Due to the difficulty to compare studies performed in different experimental conditions, we cannot conclude which of the many are the best strategies to potentiate MSC repair. It is necessary to perform comparative studies in the same experimental conditions to determine the most effective way to repair cardiac tissue, before going into the clinical setting [10]. Nevertheless, it is noteworthy that many genetic modifications potentiate MSC survival with the activation of the PI3K/Akt signalling pathway in vivo and in vitro, that is sufficient to trigger a significant restorative response based on paracrine mechanisms leading to angiogenesis and stem cell mobilization [86, 101, 112, 113, 117, 120, 122, 123, 125127, 130132].

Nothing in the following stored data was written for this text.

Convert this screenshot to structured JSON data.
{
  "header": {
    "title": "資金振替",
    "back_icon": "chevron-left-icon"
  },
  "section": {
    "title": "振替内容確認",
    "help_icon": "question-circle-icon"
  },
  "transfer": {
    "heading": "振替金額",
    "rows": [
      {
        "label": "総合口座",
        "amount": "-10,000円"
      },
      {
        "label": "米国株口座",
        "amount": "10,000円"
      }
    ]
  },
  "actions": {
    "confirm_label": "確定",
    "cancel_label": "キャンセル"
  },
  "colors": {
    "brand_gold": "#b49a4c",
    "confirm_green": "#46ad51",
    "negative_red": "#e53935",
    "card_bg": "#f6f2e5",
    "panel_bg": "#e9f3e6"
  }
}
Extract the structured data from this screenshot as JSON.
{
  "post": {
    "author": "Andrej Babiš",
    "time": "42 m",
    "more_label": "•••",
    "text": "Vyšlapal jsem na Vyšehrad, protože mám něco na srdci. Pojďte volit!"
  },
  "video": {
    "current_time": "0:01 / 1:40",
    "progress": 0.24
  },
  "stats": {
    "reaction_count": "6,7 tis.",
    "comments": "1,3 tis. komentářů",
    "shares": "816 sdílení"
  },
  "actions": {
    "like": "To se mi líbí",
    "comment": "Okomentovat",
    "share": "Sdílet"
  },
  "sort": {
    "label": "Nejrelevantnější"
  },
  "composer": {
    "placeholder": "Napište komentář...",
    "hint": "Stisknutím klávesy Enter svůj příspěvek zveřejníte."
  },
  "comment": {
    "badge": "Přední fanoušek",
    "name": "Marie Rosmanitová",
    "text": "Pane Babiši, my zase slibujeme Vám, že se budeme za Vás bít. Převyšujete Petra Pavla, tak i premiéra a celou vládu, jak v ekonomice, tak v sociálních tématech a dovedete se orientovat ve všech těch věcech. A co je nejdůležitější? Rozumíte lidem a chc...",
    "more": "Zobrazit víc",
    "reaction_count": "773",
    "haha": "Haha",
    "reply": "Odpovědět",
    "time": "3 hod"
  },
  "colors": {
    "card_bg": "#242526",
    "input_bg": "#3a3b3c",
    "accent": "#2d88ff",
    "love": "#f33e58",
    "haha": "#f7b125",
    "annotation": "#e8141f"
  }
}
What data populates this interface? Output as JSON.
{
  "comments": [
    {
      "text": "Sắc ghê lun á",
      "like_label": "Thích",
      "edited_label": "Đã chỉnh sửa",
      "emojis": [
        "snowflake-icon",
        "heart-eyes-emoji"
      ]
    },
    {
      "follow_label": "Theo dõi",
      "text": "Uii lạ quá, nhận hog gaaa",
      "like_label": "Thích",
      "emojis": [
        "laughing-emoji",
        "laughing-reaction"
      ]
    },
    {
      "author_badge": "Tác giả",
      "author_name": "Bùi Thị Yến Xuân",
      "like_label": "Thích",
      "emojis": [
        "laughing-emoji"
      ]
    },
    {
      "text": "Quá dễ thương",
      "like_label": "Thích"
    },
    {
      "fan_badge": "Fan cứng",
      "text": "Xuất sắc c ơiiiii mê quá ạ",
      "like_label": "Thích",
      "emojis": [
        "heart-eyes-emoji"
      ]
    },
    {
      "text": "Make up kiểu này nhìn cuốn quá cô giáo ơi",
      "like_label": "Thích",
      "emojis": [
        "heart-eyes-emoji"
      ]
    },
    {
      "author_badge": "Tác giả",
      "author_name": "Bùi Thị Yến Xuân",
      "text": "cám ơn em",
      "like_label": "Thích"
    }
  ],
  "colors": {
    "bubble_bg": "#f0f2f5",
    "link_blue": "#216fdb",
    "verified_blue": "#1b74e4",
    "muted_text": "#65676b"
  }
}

Redundant mechanisms involving CXCR4/SDF-1α, HGF, IGF and VEGF appear to be also closely implicated in the repair process [95, 102, 104].

In summary, overexpression of survival molecules and growth factors appears to be a potent strategy to potentiate stem cell therapeutics. Exploring and dissecting the mechanisms triggered by MSC transplantation guarantee the improvement of MSC based therapies.

In this context, although we are far from this point, if we were able to achieve a clear improvement in cardiac function it would be possible to reach the clinic with genetically modified MSC and future cell based therapies could be developed, opening new horizons as banking of engineered MSC designed for healing different tissues and different pathologies.